Pengetahuan tradisional dapat dilindungi dengan perundang-undangan sistem Sui Generis atau mandiri di luar HKI. Ignatius Subagjo dari BPPT mengemukakan pengetahuan tradisional memiliki karakter yang unik dan holistik. Pengetahuan tradisional tidak hanya memiliki nilai ekonomis, tapi juga bernilai magis dan kultur. Hal itu yang membuat beberapa negara seperti Thailand, Filipina dan Costa Rica memilih sistem Sui Generis untuk mengatur pengetahuan tradisional mereka sehingga dapat memberikan perlindungan secara lebih komprehensif.

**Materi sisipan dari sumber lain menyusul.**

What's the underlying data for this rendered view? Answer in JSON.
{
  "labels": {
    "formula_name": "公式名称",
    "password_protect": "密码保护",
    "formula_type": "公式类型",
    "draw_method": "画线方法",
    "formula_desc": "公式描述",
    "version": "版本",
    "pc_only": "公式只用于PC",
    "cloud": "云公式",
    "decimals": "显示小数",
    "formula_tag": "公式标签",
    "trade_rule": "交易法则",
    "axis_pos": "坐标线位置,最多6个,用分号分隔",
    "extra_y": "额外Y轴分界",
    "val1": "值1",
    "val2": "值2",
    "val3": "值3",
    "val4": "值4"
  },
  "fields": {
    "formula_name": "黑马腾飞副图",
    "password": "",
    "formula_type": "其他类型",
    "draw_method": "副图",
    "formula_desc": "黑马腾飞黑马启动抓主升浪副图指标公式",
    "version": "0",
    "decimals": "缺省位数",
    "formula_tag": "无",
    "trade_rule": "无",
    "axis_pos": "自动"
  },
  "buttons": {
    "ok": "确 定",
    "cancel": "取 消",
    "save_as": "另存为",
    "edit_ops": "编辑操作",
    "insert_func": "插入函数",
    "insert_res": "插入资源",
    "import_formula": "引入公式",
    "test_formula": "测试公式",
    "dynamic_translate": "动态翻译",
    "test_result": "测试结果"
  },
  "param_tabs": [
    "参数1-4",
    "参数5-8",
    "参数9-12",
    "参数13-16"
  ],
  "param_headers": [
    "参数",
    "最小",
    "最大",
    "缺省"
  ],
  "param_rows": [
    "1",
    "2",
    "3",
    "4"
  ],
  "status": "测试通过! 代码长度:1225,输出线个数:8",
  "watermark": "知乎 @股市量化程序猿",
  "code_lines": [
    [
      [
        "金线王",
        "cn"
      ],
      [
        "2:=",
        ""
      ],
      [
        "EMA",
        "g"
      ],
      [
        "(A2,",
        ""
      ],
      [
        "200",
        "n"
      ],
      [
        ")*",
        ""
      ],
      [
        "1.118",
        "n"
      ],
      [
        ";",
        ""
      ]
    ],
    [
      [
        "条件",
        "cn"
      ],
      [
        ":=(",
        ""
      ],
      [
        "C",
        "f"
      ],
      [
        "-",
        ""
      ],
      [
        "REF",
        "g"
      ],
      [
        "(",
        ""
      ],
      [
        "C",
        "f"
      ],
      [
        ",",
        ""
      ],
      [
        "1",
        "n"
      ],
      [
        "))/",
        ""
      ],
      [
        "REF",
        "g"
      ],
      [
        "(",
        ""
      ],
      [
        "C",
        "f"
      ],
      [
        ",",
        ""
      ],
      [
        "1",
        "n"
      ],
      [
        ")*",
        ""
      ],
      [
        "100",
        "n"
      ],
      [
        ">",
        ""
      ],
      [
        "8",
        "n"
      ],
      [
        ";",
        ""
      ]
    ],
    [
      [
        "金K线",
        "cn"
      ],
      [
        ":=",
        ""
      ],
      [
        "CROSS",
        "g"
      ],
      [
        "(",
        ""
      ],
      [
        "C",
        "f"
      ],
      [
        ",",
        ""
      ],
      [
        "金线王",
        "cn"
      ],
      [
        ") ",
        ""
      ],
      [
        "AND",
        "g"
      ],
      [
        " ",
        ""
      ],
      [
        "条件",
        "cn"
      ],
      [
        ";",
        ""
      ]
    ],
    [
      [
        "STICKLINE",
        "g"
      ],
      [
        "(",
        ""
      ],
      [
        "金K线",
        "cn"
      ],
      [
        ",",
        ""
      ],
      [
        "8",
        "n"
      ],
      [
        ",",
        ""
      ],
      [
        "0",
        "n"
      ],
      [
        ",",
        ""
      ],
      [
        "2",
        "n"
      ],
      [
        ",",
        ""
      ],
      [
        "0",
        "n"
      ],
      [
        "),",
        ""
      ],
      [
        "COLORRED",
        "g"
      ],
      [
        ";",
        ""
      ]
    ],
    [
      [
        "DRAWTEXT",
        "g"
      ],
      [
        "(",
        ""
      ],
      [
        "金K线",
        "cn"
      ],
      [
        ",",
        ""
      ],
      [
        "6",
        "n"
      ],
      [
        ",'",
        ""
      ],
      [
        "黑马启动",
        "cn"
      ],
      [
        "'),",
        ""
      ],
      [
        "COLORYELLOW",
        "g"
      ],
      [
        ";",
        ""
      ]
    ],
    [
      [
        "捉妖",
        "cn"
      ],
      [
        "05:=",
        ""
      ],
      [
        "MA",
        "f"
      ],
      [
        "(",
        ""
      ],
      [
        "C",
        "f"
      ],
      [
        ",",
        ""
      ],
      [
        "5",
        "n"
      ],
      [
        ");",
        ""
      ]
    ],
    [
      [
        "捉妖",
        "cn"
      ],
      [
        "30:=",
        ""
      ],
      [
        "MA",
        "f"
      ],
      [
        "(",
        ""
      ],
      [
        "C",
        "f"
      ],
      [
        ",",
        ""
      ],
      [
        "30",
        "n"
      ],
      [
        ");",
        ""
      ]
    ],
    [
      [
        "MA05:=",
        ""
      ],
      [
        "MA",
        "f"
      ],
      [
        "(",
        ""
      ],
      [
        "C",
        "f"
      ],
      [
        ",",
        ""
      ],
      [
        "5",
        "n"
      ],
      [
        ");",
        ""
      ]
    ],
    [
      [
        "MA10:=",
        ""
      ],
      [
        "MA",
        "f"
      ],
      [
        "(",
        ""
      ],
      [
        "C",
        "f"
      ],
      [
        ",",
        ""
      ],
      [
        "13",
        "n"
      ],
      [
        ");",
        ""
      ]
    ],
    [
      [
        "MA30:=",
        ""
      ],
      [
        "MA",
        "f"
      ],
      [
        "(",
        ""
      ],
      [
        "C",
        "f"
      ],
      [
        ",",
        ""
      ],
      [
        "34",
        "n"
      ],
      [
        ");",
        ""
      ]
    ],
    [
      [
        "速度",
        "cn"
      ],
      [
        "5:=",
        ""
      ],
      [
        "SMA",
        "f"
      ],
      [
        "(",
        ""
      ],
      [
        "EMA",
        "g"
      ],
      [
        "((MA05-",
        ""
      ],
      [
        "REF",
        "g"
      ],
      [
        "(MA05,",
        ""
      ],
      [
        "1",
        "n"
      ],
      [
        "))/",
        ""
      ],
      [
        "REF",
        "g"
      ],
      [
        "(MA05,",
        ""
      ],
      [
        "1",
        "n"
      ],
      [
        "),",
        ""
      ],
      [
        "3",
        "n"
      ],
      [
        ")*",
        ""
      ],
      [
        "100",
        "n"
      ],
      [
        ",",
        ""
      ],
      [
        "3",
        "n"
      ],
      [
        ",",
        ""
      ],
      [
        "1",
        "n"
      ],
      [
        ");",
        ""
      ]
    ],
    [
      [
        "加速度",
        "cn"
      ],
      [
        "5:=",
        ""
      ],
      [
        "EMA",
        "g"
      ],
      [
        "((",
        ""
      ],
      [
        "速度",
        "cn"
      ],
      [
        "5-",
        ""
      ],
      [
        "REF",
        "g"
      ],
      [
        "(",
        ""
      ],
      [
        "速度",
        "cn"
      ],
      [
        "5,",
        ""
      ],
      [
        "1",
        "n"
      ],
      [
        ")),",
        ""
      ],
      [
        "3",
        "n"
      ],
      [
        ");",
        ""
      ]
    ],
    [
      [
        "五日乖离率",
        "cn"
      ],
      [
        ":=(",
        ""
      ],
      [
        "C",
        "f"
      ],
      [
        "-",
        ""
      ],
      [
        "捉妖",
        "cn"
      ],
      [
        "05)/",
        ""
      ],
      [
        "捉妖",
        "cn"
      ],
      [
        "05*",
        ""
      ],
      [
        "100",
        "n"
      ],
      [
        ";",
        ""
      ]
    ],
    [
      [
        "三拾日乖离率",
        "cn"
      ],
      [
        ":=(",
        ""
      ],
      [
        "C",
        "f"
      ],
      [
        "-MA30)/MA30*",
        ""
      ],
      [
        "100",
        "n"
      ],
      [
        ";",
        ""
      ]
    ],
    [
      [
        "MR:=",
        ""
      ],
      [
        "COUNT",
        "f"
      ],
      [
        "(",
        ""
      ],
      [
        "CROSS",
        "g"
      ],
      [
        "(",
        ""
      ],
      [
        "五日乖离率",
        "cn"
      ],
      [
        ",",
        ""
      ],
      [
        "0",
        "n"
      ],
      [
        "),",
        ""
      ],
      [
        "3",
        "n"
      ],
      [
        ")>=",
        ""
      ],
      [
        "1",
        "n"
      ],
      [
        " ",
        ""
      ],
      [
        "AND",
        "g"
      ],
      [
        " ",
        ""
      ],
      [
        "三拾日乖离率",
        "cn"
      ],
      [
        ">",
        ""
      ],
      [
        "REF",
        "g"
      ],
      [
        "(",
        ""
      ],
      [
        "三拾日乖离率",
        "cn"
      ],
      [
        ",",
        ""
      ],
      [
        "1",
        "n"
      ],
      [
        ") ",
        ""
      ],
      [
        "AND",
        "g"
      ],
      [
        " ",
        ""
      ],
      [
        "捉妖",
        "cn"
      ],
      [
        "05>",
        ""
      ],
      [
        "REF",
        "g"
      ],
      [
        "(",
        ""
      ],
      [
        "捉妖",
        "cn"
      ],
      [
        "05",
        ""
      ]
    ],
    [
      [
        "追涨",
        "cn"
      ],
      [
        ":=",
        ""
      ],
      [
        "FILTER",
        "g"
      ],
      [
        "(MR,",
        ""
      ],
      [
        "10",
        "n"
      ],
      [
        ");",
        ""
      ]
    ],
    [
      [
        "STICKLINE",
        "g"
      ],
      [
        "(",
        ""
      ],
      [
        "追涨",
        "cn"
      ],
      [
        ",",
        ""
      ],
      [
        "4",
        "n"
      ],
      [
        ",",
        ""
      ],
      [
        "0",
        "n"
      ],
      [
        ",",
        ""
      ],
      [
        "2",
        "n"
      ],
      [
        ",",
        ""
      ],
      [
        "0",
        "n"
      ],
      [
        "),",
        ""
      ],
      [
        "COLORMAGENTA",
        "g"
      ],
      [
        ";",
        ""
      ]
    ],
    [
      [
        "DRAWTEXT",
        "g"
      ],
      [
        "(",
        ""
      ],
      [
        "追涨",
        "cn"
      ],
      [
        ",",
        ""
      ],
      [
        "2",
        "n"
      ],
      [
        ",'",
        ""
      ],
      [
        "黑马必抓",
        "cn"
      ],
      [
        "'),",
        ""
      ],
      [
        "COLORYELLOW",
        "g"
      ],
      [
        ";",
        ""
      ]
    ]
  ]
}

Melihat karakteristik yang berbeda antara HKI dan pengetahuan tradisional, maka akan sulit perlindungan pengetahuan tradisional dimasukkan dalam perundang-undangan HKI. Perlindungan bagi pengetahuan tradisional yang paling memungkinkan dilakukan pemerintah Indonesia sekarang adalah dengan memperkuat database atas pengetahuan tradisional yang ada di Indonesia, hal ini digunakan sebagai dasar bahwa pengetahuan tradisional tersebut memang menjadi milik Indonesia sehingga ketika ada pihak lain yang mengklaim Indonesia sudah mempunyai dasar yang kuat untuk menolak. Selain itu perlindungan dengan mekanisme benefit sharing bisa menjadi alternatif dengan mekanisme yang disepakati oleh para pihak sebelum pemerintah mengesahkan RUU Sui Generis Perlindungan terhadap Pemanfaatan Pengetahuan Tradisional dan Ekspresi Folklor yang sekarang masih menjadi agenda DPR.

 

Referensi

 

Agus Sardjono, 2005. Potensi Ekonomi dari GRTKF; Peluang dan Hambatan dalam Pemanfaatannya: Sudut Pandang Hak Kekayaan Intelektual, Media HKI Vol. I/No.2/Februari 2005.

 

_____, Hak Kekayaan Intelektual dan Pengetahuan Tradisional. Bandung, PT Alumni.

 

Budi Agus Riswandi dan M. Syamsuddin, Hak Kekayaan Intelektual dan Budaya Hukum, Jakarta, PT Raja Grafindo Persada.

 

Muhammad Djumhana. 2006. Perkembangan Doktrin dan Teori Perlindungan Hak Kekayaan Intelektual. Bandung. PT Citra Aditya Bakti.

 

Tantono Subagyo, Meraih Masa Depan Bermodalkan Kekayaan Masa Lalu (Perlindungan Dan Pengembangan Sumber Daya Genetika, Pengetahuan Tradisional Dan Ekspresi Folklore Di Negara-Negara ASEAN, Media HKI, Vol. II/No.5/Oktober 2005.